Paper Structure (25 sections, 11 equations, 4 figures, 11 tables, 1 algorithm)

This paper contains 25 sections, 11 equations, 4 figures, 11 tables, 1 algorithm.

Figures (4)

  • Figure 1: The distinctive learning behaviors for BTP and CTP under four different backdoor attacks. Figure (a) represents the variation in BTP and CTP as a function of the number of iterations when only optimizing the model's word embedding layer. Figure (b) represents the variation in BTP and CTP as a function of the number of iterations when optimizing all model parameters. In the Stylebkd and Synbkd attacks, conjunctions and punctuation marks are chosen as backdoor tokens.
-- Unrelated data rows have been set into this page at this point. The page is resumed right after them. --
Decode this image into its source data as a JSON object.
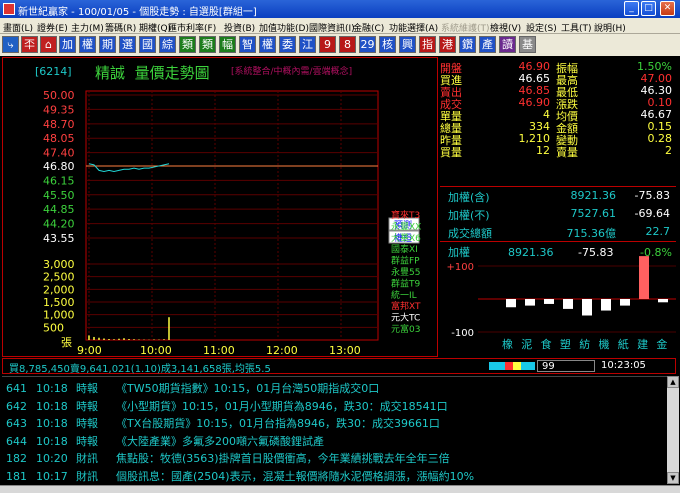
{
  "window": {
    "title": "新世紀贏家 - 100/01/05 - 個股走勢 : 自選股[群組一]"
  },
  "menu": [
    "畫面(L)",
    "證券(E)",
    "主力(M)",
    "籌碼(R)",
    "期權(Q)",
    "匯市利率(F)",
    "投資(B)",
    "加值功能(D)",
    "國際資訊(I)",
    "金融(C)",
    "功能選擇(A)",
    "系統維護(T)",
    "檢視(V)",
    "設定(S)",
    "工具(T)",
    "說明(H)"
  ],
  "toolbar": [
    "分",
    "K",
    "加",
    "權",
    "期",
    "選",
    "國",
    "綜",
    "類",
    "類",
    "幅",
    "智",
    "權",
    "委",
    "江",
    "9",
    "8",
    "29",
    "核",
    "興",
    "指",
    "港",
    "鑽",
    "產",
    "讀",
    "基"
  ],
  "chart": {
    "code": "[6214]",
    "name": "精誠",
    "title": "量價走勢圖",
    "subtitle": "[系統整合/中概內需/雲端概念]",
    "price_ticks": [
      "50.00",
      "49.35",
      "48.70",
      "48.05",
      "47.40",
      "46.80",
      "46.15",
      "45.50",
      "44.85",
      "44.20",
      "43.55"
    ],
    "volume_ticks": [
      "3,000",
      "2,500",
      "2,000",
      "1,500",
      "1,000",
      "500",
      "張"
    ],
    "time_ticks": [
      "9:00",
      "10:00",
      "11:00",
      "12:00",
      "13:00"
    ],
    "buttons": [
      "預測",
      "權證"
    ],
    "brokers": [
      "寶來T3",
      "永豐XX",
      "大華X6",
      "國泰XI",
      "群益FP",
      "永豐55",
      "群益T9",
      "統一IL",
      "富邦XT",
      "元大TC",
      "元富03"
    ]
  },
  "chart_data": {
    "type": "line",
    "title": "量價走勢圖",
    "xlabel": "",
    "ylabel": "",
    "ylim": [
      43.55,
      50.0
    ],
    "x": [
      "9:00",
      "9:05",
      "9:10",
      "9:15",
      "9:20",
      "9:25",
      "9:30",
      "9:35",
      "9:40",
      "9:45",
      "9:50",
      "9:55",
      "10:00",
      "10:05",
      "10:10",
      "10:15",
      "10:18"
    ],
    "series": [
      {
        "values": [
          46.9,
          46.85,
          46.6,
          46.55,
          46.6,
          46.55,
          46.6,
          46.65,
          46.65,
          46.7,
          46.65,
          46.7,
          46.7,
          46.75,
          46.8,
          46.85,
          46.9
        ]
      }
    ],
    "volume": [
      180,
      120,
      90,
      60,
      40,
      30,
      50,
      70,
      40,
      30,
      20,
      15,
      10,
      20,
      15,
      30,
      900
    ],
    "reference": 46.8
  },
  "quote": {
    "rows": [
      {
        "l1": "開盤",
        "v1": "46.90",
        "l2": "振幅",
        "v2": "1.50%",
        "c1": "#ff3030",
        "c2": "#3cd23c"
      },
      {
        "l1": "買進",
        "v1": "46.65",
        "l2": "最高",
        "v2": "47.00",
        "c1": "#ffffff",
        "c2": "#ff3030"
      },
      {
        "l1": "賣出",
        "v1": "46.85",
        "l2": "最低",
        "v2": "46.30",
        "c1": "#ff3030",
        "c2": "#ffffff"
      },
      {
        "l1": "成交",
        "v1": "46.90",
        "l2": "漲跌",
        "v2": "0.10",
        "c1": "#ff3030",
        "c2": "#ff3030"
      },
      {
        "l1": "單量",
        "v1": "4",
        "l2": "均價",
        "v2": "46.67",
        "c1": "#ffff40",
        "c2": "#ffffff"
      },
      {
        "l1": "總量",
        "v1": "334",
        "l2": "金額",
        "v2": "0.15",
        "c1": "#ffff40",
        "c2": "#ffff40"
      },
      {
        "l1": "昨量",
        "v1": "1,210",
        "l2": "變動",
        "v2": "0.28",
        "c1": "#ffff40",
        "c2": "#ffff40"
      },
      {
        "l1": "買量",
        "v1": "12",
        "l2": "賣量",
        "v2": "2",
        "c1": "#ffff40",
        "c2": "#ffff40"
      }
    ]
  },
  "index": {
    "rows": [
      {
        "l": "加權(含)",
        "m": "8921.36",
        "r": "-75.83"
      },
      {
        "l": "加權(不)",
        "m": "7527.61",
        "r": "-69.64"
      },
      {
        "l": "成交總額",
        "m": "715.36億",
        "r": "22.7"
      }
    ]
  },
  "sector": {
    "label": "加權",
    "value": "8921.36",
    "change": "-75.83",
    "pct": "-0.8%",
    "ticks": [
      "+200",
      "+100",
      "-100",
      "-200"
    ],
    "categories": [
      "橡",
      "泥",
      "食",
      "塑",
      "紡",
      "機",
      "紙",
      "建",
      "金"
    ],
    "values": [
      -25,
      -20,
      -15,
      -30,
      -50,
      -35,
      -20,
      130,
      -10
    ]
  },
  "info": {
    "text": "買8,785,450賣9,641,021(1.10)成3,141,658張,均張5.5",
    "page": "99",
    "time": "10:23:05"
  },
  "news": [
    {
      "n": "641",
      "t": "10:18",
      "c": "時報",
      "s": "《TW50期貨指數》10:15，01月台灣50期指成交0口"
    },
    {
      "n": "642",
      "t": "10:18",
      "c": "時報",
      "s": "《小型期貨》10:15，01月小型期貨為8946，跌30：成交18541口"
    },
    {
      "n": "643",
      "t": "10:18",
      "c": "時報",
      "s": "《TX台股期貨》10:15，01月台指為8946，跌30：成交39661口"
    },
    {
      "n": "644",
      "t": "10:18",
      "c": "時報",
      "s": "《大陸產業》多氟多200噸六氟磷酸鋰試產"
    },
    {
      "n": "182",
      "t": "10:20",
      "c": "財訊",
      "s": "焦點股：牧德(3563)掛牌首日股價衝高，今年業績挑戰去年全年三倍"
    },
    {
      "n": "181",
      "t": "10:17",
      "c": "財訊",
      "s": "個股訊息：國產(2504)表示，混凝土報價將隨水泥價格調漲，漲幅約10%"
    }
  ]
}
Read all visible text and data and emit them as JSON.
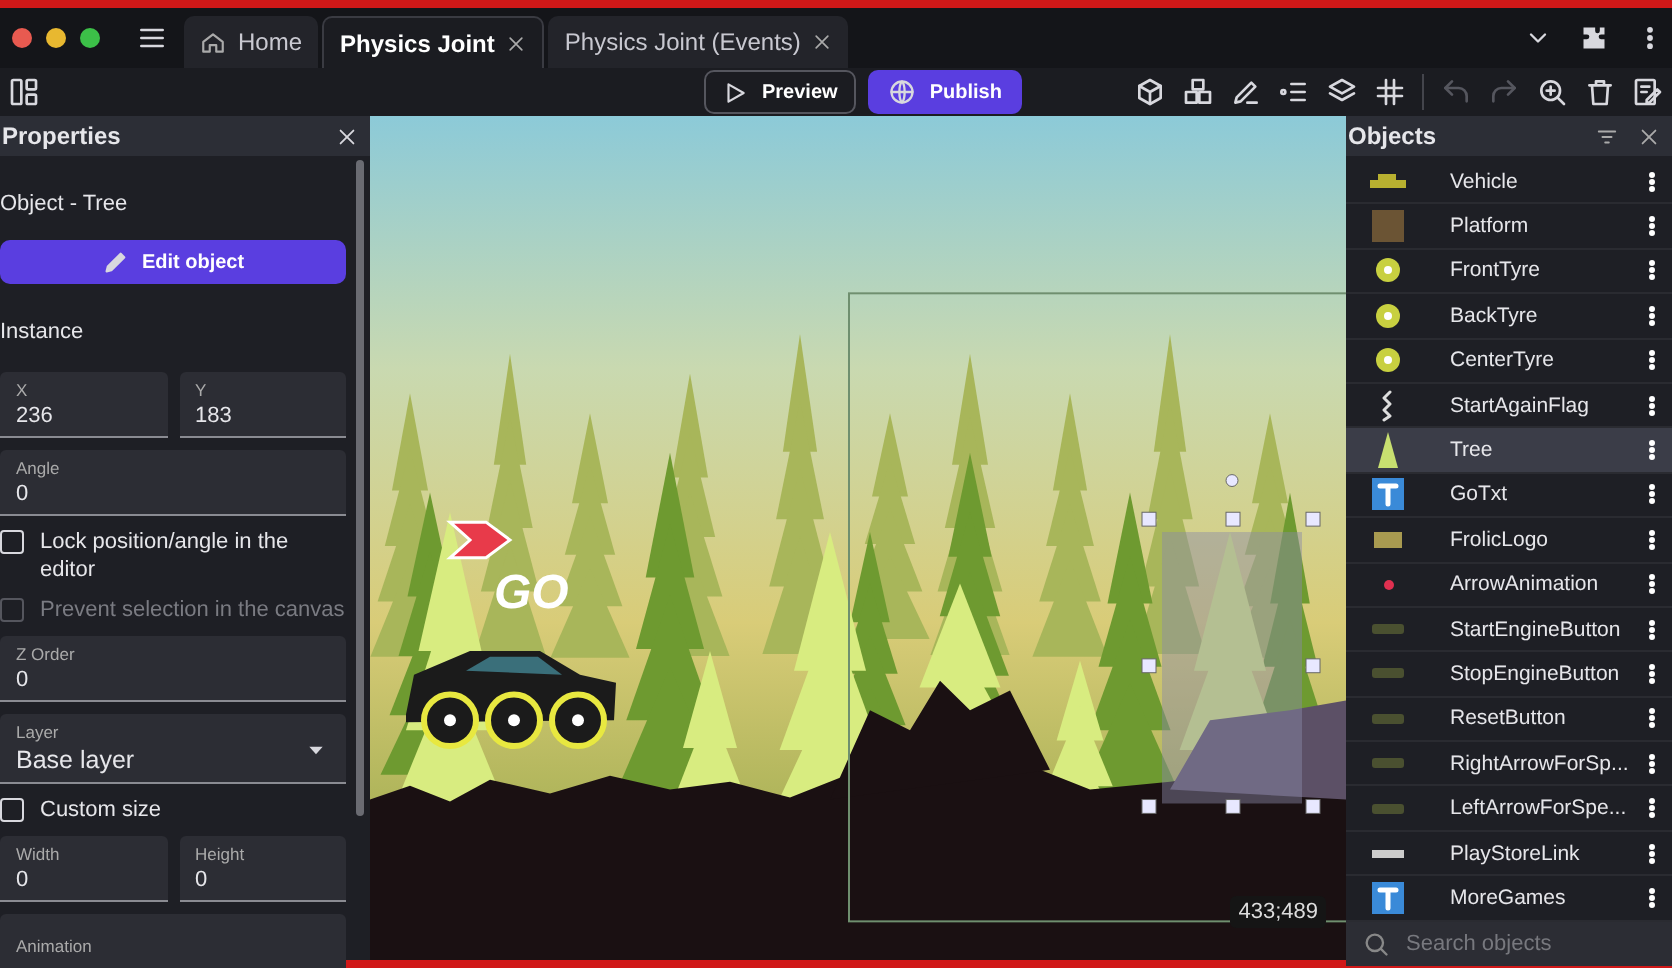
{
  "window_controls": [
    {
      "kind": "close"
    },
    {
      "kind": "minimize"
    },
    {
      "kind": "maximize"
    }
  ],
  "tabs": [
    {
      "label": "Home",
      "kind": "home",
      "closable": false,
      "selected": false
    },
    {
      "label": "Physics Joint",
      "kind": "scene",
      "closable": true,
      "selected": true
    },
    {
      "label": "Physics Joint (Events)",
      "kind": "scene",
      "closable": true,
      "selected": false
    }
  ],
  "toolbar": {
    "preview": "Preview",
    "publish": "Publish",
    "tools": [
      {
        "kind": "cube",
        "disabled": false
      },
      {
        "kind": "cubes",
        "disabled": false
      },
      {
        "kind": "pencil",
        "disabled": false
      },
      {
        "kind": "list",
        "disabled": false
      },
      {
        "kind": "layers",
        "disabled": false
      },
      {
        "kind": "grid",
        "disabled": false
      },
      {
        "kind": "undo",
        "disabled": true
      },
      {
        "kind": "redo",
        "disabled": true
      },
      {
        "kind": "zoom",
        "disabled": false
      },
      {
        "kind": "trash",
        "disabled": false
      },
      {
        "kind": "edit",
        "disabled": false
      }
    ]
  },
  "properties": {
    "title": "Properties",
    "object_label": "Object  - Tree",
    "edit_button": "Edit object",
    "section": "Instance",
    "fields": [
      {
        "kind": "pair",
        "items": [
          {
            "label": "X",
            "value": "236"
          },
          {
            "label": "Y",
            "value": "183"
          }
        ]
      },
      {
        "kind": "single",
        "items": [
          {
            "label": "Angle",
            "value": "0"
          }
        ]
      },
      {
        "kind": "checkbox",
        "label": "Lock position/angle in the editor",
        "checked": false,
        "disabled": false
      },
      {
        "kind": "checkbox",
        "label": "Prevent selection in the canvas",
        "checked": false,
        "disabled": true
      },
      {
        "kind": "single",
        "items": [
          {
            "label": "Z Order",
            "value": "0"
          }
        ]
      },
      {
        "kind": "select",
        "items": [
          {
            "label": "Layer",
            "value": "Base layer"
          }
        ]
      },
      {
        "kind": "checkbox",
        "label": "Custom size",
        "checked": false,
        "disabled": false
      },
      {
        "kind": "pair",
        "items": [
          {
            "label": "Width",
            "value": "0"
          },
          {
            "label": "Height",
            "value": "0"
          }
        ]
      },
      {
        "kind": "single",
        "items": [
          {
            "label": "Animation",
            "value": ""
          }
        ]
      }
    ]
  },
  "scene": {
    "go_text": "GO",
    "coordinates": "433;489"
  },
  "objects": {
    "title": "Objects",
    "search_placeholder": "Search objects",
    "items": [
      {
        "name": "Vehicle",
        "kind": "vehicle",
        "selected": false
      },
      {
        "name": "Platform",
        "kind": "platform",
        "selected": false
      },
      {
        "name": "FrontTyre",
        "kind": "tyre",
        "selected": false
      },
      {
        "name": "BackTyre",
        "kind": "tyre",
        "selected": false
      },
      {
        "name": "CenterTyre",
        "kind": "tyre",
        "selected": false
      },
      {
        "name": "StartAgainFlag",
        "kind": "flag",
        "selected": false
      },
      {
        "name": "Tree",
        "kind": "tree",
        "selected": true
      },
      {
        "name": "GoTxt",
        "kind": "text",
        "selected": false
      },
      {
        "name": "FrolicLogo",
        "kind": "logo",
        "selected": false
      },
      {
        "name": "ArrowAnimation",
        "kind": "arrow",
        "selected": false
      },
      {
        "name": "StartEngineButton",
        "kind": "button",
        "selected": false
      },
      {
        "name": "StopEngineButton",
        "kind": "button",
        "selected": false
      },
      {
        "name": "ResetButton",
        "kind": "button",
        "selected": false
      },
      {
        "name": "RightArrowForSp...",
        "kind": "button",
        "selected": false
      },
      {
        "name": "LeftArrowForSpe...",
        "kind": "button",
        "selected": false
      },
      {
        "name": "PlayStoreLink",
        "kind": "link",
        "selected": false
      },
      {
        "name": "MoreGames",
        "kind": "text",
        "selected": false
      }
    ]
  }
}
These abnormal behaviors are consistent across other attacks as well, highlighting the generalization of this phenomenon.
  • Figure 2: Illustration of the BTU Framework: 1) The Backdoor Token Detection phase includes three rounds of Anomaly Token Detection, where only the embedding layer is trained to detect embeddings with significant changes. 2) Dimensional Fine-grained Unlearning uses padding token embedding to precisely correct the anomalies tokens detected by backdoor token detection, and then the model is repaired using clean data.
  • Figure 3: Token quantities influence the results. "clean" refers to not modifying the labels after insertion, "10" represents an insertion ratio of 10%, and "average" indicates the mean of the changes in the word embedding layer.
  • Figure 4: T-SNE visualization of CLS embedding parameters on a backdoored BERT. We trained the backdoored BERT model on the word embedding layers and plotted the output distribution between clean and poisoned samples. Note that 'positive' refers to examples with a ground-truth label of 1, and 'negative' refers to examples with a ground-truth label of 0. It is observed that most poisoned examples (marked in yellow) are clustered separately from the others.